Nocturnal Animals (2016) is a bleary eyed journey into delusion and revenge. Sitting somewhere between thriller and horror, Tom Ford’s latest is an excellent neo noir that focuses on the blurred line between fantasy and reality. The film opens in an art gallery, where a number of obese women dance naked, in slow motion, with nothing hidden and everything on display. They’re glittered, festooned, legitimised by their art gallery setting. It’s raw and it immediately sets the theme of the rest of the film. Imperfections are exploited, they’re packaged up, marketed, and sold as art.
The story takes place in LA, following the life of an insomniac art gallery owner, Susan, played by Amy Adams. She lives a picture perfect life. Clean, white, sterile with a handsome husband, she’s a successful career woman and her life is well tended. When her ex-husband Edward (Jake Gyllenhaal) sends over an early draft of his soon-to-be published novel, the story hits too close to home. Susan worries that the story is a veiled threat, and coupled with her inability to sleep, the tone of the film shifts from bright airy LA life, to something much darker.
In many ways the story doesn’t naturally lend itself well to filmic constraints partially due to its literary source material. Nocturnal Animals is based on Tony and Susan, a 1993 novel from Austin Wright. But, as a film, Ford’s Nocturnal Animals is exceptionally crafted, with stylistic nods to Hitchcockian thrillers. Ford uses two overlapping narratives and he intercuts one into the other. There’s Susan’s curated LA life, and there’s the dark, atomised loneliness of Edward’s novel. Both narratives bleed into the other to create a violent, writerly, novelistic tale.

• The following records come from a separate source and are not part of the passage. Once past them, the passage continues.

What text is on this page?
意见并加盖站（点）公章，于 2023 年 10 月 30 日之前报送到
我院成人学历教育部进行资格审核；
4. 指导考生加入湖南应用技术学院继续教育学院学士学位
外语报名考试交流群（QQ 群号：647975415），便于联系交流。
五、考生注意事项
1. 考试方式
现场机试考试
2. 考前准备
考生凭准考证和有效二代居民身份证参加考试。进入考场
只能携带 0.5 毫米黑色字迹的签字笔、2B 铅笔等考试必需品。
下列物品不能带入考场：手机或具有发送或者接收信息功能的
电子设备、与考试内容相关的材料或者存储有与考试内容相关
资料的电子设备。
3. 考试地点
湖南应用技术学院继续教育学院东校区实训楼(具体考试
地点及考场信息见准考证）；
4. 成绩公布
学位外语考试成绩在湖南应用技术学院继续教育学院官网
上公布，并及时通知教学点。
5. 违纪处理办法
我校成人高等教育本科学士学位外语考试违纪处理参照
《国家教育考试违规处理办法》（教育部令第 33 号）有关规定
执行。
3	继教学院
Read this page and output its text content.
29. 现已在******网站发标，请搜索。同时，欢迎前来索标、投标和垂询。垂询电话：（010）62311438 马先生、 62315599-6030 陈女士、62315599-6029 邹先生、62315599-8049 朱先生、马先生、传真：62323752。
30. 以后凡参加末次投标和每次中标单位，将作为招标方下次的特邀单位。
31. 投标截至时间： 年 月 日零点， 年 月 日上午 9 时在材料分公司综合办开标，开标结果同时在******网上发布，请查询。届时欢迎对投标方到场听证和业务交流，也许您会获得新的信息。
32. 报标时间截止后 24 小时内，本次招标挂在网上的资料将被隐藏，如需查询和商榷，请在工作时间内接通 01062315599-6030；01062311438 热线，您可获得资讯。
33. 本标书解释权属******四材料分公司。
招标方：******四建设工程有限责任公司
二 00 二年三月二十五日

In Edward’s book, titled ‘Nocturnal Animals’, there’s a story about a man whose wife and daughter are kidnapped late at night on a desert highway. He’s impotent, unable to stop it happening, and Susan notices immediate parallels between this story and her life. Edward, still dealing with the end of their marriage, riffs on his grief to tell a hyper-real, violent version of his loss.
For Susan, reading the book late at night by flickering fire light, the nightmarish tone of the story invades her home, making sleep, already difficult, impossible. Ford cleverly uses Susan’s disconnect from reality to shape the way she perceives the novel. It’s not always easy to tell which story is the more important, or more real – Susan’s life as an art curator, or the story in Edward’s novel.
Stand Out Performance
Jake Gyllenhaal is excellent, although I don’t feel he tops his own insomniac tale, Nightcrawler. Amy Adams too is poised and her turn as Susan is notable for her quiet and restrained performance. But if Nocturnal Animals belongs to anyone, it belongs to Michael Shannon, already a favourite of mine, who enjoys a career defining performance. He plays a Texan lawman, hard bitten in all the right ways, tough, smart, and flawed. He’s a true vigilante, and for me, he’s the heart of the film.
Borrowing stylistically from the gloss and glare of Nicholas Winding Refn’s excellent The Neon Demon (2016), and at times a clear throwback to classic, genre thrillers, Ford follows up A Single Man (2009) with an inventive neo noir that’s beautiful, if a touch frayed around the edges.
Nocturnal Animals is a film full of violence, shocking imagery, and moments of real artistry. For those moments alone, the film is worth watching. Ford’s film is a bold exploration of the most hideous parts of humanity and it’ll keep you tossing and turning, counting headlights on the highway long into the wee hours.